[Date Prev][Date Next][Thread Prev][Thread Next][Date Index][Thread Index]

Re: String comparison under Latin-1 and Unicode



I don't agree with this proposal: it seems to me that STRING<? and
others are better left for trivial tasks like sorting strings of digits;
they have simple definition based on CHAR<? that, in its turn,
is based on internal encoding (ASCII or UNICODE). It is still
very useful as ordering predicate with no language-dependent
meaning; for example, if you want to implement string sets as
sorted lists, it's much better to use fast ordering predicate,
even if the induced ordering doesn't make any sense. From
the other hand, some Schemes have already implemented
extended versions of these predicates accepting more than
two arguments to make them similar to < and others
(arguments are in monotonically decreasing order).

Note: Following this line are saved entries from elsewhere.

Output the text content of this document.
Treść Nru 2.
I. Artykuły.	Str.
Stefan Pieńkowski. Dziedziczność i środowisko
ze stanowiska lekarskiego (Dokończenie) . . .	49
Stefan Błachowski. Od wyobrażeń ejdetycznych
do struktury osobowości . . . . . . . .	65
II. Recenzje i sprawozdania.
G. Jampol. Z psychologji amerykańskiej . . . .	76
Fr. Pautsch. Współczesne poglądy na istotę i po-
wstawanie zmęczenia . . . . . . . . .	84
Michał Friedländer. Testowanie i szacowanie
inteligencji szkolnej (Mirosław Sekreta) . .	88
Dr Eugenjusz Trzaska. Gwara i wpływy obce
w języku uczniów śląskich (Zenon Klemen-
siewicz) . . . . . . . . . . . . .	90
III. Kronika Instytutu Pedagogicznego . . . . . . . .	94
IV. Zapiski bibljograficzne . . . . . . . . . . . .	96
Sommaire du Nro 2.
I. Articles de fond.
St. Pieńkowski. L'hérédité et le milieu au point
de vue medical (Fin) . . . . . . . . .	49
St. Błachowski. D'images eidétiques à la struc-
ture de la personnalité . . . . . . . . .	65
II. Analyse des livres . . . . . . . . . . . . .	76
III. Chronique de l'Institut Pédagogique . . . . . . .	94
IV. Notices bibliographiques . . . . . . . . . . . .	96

I would suggest using new names for collation predicates,
especially because collation is actually a complex process
involving generation of "collation keys" which can be reused:

(string->collation-key str language-specifier) => c-key
(collation-key<? c-key1 c-key2) => bool
(collation-key<=? c-key1 c-key2) => bool
...
and then you can define your own collation predicates:

(define (esperanto-string<? s1 s2)
   (collation-key<?
      (string->collation-key s1 esperanto)
      (string->collation-key s1 esperanto)))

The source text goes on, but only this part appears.